Monday, June 1, 2015

The Summer School of Rock - Nine Inch Nails

Funny story about how this band was chosen to be profiled this week...

Last week, there was a video making the rounds on the internet where the Single Ladies video was mashed up with the Duck Tales theme song. It was, in a word, magnificent. You can watch it here if you haven't seen it already. Wooo-oo.

Anyhow, I showed it to the kids a few times because it was hilarious. Every time we watch a mash up like this, The Oldest always asks me to play the best mashup in history. One that isn't even a video. The Call Me Maybe/Head Like a Hole Carly Rae Jepsen/Nine Inch Nails masterpiece. It is the most disturbing combination of songs I've ever heard, and it is gloriously wrong. So deliciously wrong.  

If you haven't heard it, prepare to have your mind blown. Just come back after you listen, because I'm talking about NIN today.

Incidentally, Trent Reznor despises that mashup because he thinks it trivializes his work and turns it into a joke. Eh, I think it's great and it's in all likelihood exposed some pop fanatics to music they might not have otherwise heard. And I love me some NIN.

NIN was started by Reznor in 1988 in Cleveland, Ohio. He's technically the only member of the band and is the creative core of the music produced. When he plays live, he does recruit other people to play, but the rest of the time it's usually just him. The best way to describe the band is probably industrial rock/metal since so much of the music is fairly heavily produced. Stage shows generally involve lighting and imagery as well.

Reznor says he named the band Nine Inch Nails because it abbreviated easily, though other rumors for why that name was chosen have existed for years, including theories about references to the crucifixion of Jesus and theories about Freddy Krueger. 

NIN is known for graphic and disturbing videos that push the boundaries of what is appropriate, and has had videos refused or played only in part. The video for Closure actually attracted some attention from the FBI.

It isn't just the videos that invite controversy when it comes to NIN either. The lyrics of some of the songs have made censors, religious leaders and parents cringe for decades. Both the song and video for Closer were heavily censored, but would still go on to become the band's best known release.

NIN has released eight studio albums, though Reznor has more recently been doing work on soundtracks and scores for movies and videogames. Some of his work is included in The Girl With the Dragon Tattoo, Gone Girl and Call of Duty, Black Ops II.  Reznor has also been doing a lot of work with other artists in recent years, including collaborations with Dave Grohl and a music service project with Dr. Dre.

One of the more interesting things that happened with NIN's music was when Johnny Cash decided to cover Hurt.
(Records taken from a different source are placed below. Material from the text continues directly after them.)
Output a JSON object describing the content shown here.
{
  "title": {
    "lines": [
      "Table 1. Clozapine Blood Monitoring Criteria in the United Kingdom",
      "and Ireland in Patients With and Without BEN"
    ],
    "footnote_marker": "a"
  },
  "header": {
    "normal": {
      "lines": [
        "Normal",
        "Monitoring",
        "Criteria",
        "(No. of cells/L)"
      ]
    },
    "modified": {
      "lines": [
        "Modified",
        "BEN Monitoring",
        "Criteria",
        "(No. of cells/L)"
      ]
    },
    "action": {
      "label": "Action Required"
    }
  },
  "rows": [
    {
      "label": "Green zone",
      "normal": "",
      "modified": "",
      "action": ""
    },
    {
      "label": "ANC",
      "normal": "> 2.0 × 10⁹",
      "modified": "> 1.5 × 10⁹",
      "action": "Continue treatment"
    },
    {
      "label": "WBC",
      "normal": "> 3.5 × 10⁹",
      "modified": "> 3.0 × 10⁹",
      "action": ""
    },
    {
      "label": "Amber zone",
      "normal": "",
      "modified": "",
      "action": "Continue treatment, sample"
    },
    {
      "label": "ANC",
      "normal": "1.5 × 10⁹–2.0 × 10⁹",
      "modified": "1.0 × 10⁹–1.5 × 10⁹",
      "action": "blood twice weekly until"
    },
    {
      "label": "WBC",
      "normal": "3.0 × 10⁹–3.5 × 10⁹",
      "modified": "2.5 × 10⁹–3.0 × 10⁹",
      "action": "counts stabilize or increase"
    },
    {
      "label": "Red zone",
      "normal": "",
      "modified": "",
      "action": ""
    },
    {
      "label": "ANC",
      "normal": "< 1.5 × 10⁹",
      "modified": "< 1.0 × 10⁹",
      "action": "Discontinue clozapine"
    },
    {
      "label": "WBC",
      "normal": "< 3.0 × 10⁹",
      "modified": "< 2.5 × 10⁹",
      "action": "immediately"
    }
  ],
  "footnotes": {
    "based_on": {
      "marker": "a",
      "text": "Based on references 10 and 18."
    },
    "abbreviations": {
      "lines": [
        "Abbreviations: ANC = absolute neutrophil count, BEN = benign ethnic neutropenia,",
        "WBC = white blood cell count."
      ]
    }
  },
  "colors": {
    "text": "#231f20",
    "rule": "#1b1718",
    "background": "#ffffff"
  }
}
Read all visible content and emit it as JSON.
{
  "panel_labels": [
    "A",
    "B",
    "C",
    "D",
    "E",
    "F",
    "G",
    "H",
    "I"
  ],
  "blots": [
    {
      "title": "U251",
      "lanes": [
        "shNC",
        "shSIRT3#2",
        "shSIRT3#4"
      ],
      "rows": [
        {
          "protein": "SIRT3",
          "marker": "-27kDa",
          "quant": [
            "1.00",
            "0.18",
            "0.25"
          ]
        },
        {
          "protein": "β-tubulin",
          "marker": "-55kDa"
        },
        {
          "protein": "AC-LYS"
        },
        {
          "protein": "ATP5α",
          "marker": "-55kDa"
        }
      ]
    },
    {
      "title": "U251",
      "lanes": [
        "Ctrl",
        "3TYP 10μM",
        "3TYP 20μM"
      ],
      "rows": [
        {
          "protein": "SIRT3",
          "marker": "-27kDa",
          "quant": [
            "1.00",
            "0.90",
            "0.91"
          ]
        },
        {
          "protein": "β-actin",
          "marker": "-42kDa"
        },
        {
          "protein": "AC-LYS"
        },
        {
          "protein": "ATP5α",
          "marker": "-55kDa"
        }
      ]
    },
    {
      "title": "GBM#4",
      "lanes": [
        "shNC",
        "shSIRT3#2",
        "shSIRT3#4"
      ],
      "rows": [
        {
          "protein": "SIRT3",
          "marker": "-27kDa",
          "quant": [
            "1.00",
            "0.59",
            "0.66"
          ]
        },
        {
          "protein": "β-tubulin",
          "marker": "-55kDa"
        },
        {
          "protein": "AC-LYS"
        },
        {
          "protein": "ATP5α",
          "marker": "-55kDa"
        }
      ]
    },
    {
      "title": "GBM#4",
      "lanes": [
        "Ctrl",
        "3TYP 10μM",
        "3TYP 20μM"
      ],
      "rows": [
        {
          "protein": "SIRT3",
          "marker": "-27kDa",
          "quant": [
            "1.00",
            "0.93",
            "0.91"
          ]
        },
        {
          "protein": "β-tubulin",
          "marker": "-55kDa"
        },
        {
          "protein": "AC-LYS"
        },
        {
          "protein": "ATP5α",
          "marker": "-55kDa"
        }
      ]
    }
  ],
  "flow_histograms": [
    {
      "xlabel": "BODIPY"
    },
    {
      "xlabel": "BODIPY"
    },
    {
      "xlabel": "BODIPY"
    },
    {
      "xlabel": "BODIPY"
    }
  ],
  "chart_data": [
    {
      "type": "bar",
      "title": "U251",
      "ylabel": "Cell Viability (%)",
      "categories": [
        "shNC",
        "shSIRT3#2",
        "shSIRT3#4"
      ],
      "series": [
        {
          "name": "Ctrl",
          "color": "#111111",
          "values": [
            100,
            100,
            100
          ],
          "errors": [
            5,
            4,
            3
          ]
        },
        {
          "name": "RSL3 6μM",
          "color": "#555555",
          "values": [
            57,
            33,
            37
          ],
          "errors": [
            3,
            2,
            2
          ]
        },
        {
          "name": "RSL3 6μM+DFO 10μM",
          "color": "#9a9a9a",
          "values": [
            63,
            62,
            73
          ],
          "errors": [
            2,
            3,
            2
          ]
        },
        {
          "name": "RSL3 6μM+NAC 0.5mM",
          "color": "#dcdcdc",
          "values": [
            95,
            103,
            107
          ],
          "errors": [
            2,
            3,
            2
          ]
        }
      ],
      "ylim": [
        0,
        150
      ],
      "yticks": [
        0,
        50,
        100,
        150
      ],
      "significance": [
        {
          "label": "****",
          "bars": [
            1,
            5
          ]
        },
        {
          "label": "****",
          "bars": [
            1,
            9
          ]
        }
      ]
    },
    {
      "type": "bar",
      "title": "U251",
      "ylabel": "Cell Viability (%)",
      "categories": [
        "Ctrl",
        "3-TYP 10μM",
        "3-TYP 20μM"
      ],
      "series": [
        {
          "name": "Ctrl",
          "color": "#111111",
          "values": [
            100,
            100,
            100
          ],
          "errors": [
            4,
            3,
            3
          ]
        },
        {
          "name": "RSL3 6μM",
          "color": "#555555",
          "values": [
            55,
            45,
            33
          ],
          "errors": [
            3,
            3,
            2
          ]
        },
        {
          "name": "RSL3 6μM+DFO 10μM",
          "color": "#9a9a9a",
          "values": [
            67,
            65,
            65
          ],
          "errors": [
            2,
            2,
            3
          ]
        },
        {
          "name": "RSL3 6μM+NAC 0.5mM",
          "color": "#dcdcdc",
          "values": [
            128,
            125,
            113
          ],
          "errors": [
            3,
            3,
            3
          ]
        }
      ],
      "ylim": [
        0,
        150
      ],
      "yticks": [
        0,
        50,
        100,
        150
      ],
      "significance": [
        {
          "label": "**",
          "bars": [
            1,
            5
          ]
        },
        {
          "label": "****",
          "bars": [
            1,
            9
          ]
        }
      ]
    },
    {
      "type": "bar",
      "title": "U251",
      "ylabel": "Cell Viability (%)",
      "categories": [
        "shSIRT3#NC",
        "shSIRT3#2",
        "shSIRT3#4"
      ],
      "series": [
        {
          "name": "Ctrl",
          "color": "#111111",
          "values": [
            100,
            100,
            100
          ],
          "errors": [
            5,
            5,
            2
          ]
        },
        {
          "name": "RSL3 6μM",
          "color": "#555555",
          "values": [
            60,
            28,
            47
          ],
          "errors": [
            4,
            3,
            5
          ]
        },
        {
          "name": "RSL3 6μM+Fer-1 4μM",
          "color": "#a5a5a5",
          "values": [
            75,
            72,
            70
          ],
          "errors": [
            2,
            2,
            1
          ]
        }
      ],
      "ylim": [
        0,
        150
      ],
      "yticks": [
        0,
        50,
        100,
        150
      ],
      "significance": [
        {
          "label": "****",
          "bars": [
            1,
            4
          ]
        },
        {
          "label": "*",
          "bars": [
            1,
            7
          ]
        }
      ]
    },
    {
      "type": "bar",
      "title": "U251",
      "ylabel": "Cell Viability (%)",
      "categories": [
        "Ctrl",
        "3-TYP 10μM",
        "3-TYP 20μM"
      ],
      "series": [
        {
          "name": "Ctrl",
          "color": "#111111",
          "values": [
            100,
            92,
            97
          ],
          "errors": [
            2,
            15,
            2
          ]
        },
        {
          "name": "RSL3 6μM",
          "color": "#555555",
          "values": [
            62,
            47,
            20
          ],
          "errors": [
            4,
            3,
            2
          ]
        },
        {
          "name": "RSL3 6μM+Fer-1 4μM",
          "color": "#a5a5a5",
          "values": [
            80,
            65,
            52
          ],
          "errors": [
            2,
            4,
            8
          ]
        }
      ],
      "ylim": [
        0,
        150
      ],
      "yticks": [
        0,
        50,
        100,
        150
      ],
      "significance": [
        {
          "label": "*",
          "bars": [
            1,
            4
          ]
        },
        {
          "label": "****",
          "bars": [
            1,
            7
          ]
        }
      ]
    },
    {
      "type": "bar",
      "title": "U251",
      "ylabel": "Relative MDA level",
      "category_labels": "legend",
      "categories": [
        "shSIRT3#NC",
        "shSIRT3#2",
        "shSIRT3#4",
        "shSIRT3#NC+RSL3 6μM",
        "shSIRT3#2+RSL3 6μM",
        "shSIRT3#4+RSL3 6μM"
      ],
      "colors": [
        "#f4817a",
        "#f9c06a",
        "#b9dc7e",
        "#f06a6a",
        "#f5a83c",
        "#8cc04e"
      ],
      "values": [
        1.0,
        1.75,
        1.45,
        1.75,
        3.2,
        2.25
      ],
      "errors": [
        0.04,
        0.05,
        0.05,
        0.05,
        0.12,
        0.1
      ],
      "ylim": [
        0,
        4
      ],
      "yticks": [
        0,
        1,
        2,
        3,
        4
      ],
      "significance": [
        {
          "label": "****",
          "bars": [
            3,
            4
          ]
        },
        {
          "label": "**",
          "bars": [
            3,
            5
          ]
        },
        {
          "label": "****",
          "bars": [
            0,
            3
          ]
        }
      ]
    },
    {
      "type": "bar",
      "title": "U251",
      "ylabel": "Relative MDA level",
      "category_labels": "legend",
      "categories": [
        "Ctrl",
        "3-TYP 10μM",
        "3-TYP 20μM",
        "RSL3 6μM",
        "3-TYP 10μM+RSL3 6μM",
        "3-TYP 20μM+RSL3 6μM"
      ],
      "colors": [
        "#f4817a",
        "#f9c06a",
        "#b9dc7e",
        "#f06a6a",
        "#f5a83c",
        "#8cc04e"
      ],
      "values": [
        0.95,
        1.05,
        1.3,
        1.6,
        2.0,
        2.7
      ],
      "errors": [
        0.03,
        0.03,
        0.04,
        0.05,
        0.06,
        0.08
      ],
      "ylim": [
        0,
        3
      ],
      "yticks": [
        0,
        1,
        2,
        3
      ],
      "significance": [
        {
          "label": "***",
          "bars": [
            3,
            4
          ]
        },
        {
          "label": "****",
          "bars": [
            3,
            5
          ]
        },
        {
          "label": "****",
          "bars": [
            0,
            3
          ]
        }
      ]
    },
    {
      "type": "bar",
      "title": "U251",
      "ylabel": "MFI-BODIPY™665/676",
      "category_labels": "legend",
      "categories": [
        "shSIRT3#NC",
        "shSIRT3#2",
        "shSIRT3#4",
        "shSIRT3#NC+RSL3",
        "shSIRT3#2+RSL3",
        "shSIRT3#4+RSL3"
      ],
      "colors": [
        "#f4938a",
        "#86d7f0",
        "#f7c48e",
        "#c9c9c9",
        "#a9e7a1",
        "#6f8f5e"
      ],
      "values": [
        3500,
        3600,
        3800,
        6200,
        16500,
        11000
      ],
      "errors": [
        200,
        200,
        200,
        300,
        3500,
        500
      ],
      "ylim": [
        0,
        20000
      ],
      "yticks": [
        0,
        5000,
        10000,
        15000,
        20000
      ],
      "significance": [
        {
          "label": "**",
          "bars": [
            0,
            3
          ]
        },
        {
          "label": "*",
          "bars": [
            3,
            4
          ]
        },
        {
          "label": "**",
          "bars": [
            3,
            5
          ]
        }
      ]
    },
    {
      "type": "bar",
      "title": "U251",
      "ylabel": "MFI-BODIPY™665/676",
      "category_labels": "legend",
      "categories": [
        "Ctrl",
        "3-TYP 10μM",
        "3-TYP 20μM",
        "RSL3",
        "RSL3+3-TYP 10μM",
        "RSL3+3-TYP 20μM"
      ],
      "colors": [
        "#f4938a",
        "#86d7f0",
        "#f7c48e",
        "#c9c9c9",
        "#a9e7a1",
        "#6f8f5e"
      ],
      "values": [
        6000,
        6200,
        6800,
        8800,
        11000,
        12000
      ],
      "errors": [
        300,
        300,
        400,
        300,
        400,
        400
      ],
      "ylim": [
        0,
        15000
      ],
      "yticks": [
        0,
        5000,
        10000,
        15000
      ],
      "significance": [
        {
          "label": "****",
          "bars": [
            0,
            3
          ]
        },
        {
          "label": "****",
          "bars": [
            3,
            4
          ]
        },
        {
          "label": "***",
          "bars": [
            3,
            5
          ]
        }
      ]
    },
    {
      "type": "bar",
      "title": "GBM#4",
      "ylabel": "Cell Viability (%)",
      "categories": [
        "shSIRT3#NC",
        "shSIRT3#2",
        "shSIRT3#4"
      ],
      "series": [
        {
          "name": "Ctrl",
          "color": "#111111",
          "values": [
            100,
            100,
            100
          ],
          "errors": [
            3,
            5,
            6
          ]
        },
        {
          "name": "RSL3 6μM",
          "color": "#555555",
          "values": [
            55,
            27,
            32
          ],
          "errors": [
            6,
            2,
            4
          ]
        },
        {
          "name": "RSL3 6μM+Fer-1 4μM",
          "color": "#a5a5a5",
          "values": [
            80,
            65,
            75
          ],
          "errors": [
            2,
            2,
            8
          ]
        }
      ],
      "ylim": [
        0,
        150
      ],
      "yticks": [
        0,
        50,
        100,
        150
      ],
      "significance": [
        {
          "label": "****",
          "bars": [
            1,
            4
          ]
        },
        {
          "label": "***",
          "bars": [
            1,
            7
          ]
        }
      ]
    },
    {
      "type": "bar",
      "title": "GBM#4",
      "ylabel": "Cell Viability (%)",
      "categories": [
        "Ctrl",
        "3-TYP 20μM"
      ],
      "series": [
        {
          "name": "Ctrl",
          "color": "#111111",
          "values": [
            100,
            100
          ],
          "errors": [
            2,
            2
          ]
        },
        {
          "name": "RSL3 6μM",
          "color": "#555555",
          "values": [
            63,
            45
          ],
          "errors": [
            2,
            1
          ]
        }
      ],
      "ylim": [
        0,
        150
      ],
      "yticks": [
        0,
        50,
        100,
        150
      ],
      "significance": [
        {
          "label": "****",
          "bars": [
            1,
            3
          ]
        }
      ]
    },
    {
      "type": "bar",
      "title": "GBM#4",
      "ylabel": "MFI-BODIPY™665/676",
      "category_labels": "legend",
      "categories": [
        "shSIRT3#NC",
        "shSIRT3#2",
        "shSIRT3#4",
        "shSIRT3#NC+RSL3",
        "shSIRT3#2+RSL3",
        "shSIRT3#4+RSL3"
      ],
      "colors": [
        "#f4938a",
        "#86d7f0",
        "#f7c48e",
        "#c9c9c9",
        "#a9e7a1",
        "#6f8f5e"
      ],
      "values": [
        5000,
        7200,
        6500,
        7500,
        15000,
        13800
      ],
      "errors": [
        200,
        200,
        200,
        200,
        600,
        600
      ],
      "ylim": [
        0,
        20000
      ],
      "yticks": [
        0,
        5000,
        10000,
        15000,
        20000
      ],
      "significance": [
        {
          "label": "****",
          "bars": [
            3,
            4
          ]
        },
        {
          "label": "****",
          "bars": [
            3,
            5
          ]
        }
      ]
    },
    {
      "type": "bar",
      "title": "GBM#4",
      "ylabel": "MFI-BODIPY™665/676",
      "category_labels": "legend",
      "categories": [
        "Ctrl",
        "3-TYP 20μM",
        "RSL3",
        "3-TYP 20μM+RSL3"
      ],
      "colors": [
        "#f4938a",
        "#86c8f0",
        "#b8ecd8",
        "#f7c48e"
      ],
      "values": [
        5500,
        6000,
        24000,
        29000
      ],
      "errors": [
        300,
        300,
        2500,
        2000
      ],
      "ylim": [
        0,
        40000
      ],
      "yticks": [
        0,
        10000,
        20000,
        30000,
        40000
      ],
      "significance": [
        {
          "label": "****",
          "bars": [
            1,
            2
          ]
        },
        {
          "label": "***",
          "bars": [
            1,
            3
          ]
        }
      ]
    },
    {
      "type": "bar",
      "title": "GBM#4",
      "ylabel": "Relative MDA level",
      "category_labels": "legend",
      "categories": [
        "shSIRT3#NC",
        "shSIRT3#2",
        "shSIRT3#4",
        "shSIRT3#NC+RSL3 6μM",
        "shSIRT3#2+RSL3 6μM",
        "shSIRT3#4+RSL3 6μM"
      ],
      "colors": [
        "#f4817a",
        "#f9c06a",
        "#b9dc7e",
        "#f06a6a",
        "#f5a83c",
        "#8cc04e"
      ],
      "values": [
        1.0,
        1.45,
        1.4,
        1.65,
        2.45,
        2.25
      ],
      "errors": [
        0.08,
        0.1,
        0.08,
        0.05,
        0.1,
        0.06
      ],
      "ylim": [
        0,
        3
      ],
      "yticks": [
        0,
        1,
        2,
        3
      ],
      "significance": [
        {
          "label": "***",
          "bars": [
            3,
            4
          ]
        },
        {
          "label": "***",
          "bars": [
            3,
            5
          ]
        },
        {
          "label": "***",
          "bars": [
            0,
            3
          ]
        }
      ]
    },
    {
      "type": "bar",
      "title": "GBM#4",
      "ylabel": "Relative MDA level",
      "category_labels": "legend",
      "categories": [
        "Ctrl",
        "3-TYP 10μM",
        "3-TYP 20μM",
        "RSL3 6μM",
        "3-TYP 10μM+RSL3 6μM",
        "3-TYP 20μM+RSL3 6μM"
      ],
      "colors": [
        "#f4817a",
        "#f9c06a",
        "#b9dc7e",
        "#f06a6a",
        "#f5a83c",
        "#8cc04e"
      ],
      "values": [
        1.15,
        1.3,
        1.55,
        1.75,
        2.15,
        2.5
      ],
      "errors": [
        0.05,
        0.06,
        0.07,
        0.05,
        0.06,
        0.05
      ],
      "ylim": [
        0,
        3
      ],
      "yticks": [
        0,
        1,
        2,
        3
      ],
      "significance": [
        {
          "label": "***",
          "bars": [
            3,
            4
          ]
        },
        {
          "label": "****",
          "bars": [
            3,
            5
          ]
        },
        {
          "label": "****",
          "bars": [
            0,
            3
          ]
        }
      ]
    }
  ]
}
The song was written by Reznor with clear references to drug use and self-loathing, words full of regret. It took on a whole different meaning when Cash sang it, and was one of the last songs he ever recorded. "I pop the video in, and wow... Tears welling, silence, goose-bumps... Wow. [I felt like] I just lost my girlfriend, because that song isn't mine anymore... It really made me think about how powerful music is as a medium and art form. I wrote some words and music in my bedroom as a way of staying sane, about a bleak and desperate place I was in, totally isolated and alone. [Somehow] that winds up reinterpreted by a music legend from a radically different era/genre and still retains sincerity and meaning — different, but every bit as pure."  

NIN was touring last year with Soundgarden and was voted into the Rock and Roll Hall of Fame in their first year of eligibility. They've been nominated for 13 Grammy's and won twice. Reznor was also named one of the most influential people in 1997 by Time Magazine.

Reznor has never been enamored with corporations and has a long history of animosity. He claims that the music industry interferes with creativity, finally breaking away from it entirely in 2007, producing his own music from that point forward. At one performance, he encouraged fans to steal his music online rather than buying it legitimately because he was angry that fans and artists get screwed while music executives make all the decisions and make all the money.

Reznor has also always been vocal in the political sphere. He backed out of his scheduled performance at the 2005 MTV Movie Awards after they told him he wouldn't be allowed to show a picture of George W. Bush while playing The Hand That Feeds. He also demanded that Fox News stop using his music after being alerted to it by a fan. 

A disturbing piece of trivia, one that upsets Reznor greatly, is that his music has reportedly been used to torture detainees in Afghanistan, Iraq and Guantanamo Bay.